Page 214 - Masalah Pertanahan di Indonesia
P. 214
Kalau alam (dengan teknologi dan modal yang terbatas seperti yang
sekarang ini), sudah menjadi faktor pembatas bagi orang Minang untuk
tinggal di kampung halamannya, maka faktor tambahan sosial-budaya
Minang dengan kedudukan wanita sebagai ahli waris harta pusaka
kaum, mengakibatkan laki-laki merantau, mula-mula keluar kampung,
kemudian keluar daerah. Hal ini tidaklah begitu mengherankan, karena
pria-pria Minang ingin mendapatkan harta pencaharian sendiri dari
usaha jerih payahnya pula. Dengan demikian laki-laki dapat memiliki
Harta Pusaka Pencaharian untuk anak-anaknya. Faktor meneruskan
Pendidikan ke berbagai perguruan ketrampilan dan pendidikan tinggi,
ikut mendorong arus merantau itu, karena terbatasnya sarana Pendidikan
di Sumatera Barat. Perantauan besar-besaran terjadi akibat pergolakan
PRRI (peristiwa PRRI pada tahun 1958-1960 dan sesudahnya).
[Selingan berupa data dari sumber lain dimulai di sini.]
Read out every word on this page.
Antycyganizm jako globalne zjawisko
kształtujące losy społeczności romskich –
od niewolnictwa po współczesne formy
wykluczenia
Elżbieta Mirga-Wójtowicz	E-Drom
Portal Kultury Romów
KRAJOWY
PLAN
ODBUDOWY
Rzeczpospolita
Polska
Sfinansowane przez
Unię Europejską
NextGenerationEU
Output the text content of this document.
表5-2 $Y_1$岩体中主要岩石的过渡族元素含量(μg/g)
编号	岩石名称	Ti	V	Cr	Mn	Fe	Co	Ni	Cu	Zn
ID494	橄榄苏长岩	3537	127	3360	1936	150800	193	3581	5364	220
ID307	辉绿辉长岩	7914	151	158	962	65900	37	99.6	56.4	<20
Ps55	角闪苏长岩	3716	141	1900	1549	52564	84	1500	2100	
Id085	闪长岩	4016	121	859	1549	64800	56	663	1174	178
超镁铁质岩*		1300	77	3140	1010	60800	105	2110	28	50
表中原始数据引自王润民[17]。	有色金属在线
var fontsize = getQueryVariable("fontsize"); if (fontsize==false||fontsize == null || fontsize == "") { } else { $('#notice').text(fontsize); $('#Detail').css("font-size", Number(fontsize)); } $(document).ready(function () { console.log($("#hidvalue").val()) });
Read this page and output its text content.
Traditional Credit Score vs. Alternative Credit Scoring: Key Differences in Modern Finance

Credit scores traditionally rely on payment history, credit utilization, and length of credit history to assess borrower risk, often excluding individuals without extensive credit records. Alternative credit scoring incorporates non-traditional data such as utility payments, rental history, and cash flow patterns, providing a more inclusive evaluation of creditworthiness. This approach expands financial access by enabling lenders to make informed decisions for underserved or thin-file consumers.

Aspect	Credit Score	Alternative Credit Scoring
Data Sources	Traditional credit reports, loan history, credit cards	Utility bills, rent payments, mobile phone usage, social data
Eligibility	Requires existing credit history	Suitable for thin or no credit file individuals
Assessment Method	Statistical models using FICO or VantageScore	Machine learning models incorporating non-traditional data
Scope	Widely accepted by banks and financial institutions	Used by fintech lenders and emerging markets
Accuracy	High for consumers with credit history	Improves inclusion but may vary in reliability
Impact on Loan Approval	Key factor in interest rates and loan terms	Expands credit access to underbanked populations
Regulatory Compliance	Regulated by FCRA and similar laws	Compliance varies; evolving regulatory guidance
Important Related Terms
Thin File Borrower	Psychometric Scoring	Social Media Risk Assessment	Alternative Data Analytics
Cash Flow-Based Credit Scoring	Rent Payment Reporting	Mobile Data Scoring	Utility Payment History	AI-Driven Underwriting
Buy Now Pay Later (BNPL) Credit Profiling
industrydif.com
Jumlah
orang minang yang dirantau ditaksir sekitar 1,5 juta orang, sehingga
sawah/ladang tanah ulayat banyak ditinggalkan akibat perantauan
tersebut.
Dengan berangsur-angsur keadaan keamanan dan “sosbudek” di
Sumatera Barat bertambah baik sehingga Pemerintah Daerah Sumbar
dihadapkan lagi pada masalah tanah oleh karena:
(1) Mereka yang gagal dirantau, kembali dan memerlukan tanah
garapan, serta
(2) Daerah-daerah bagian tengah Sumbar sudah padat pula dengan
(pertambahan) penduduk dan faktor ini sangat dirasakan
“Transmigrasi Lokal” atau “Resettlement”.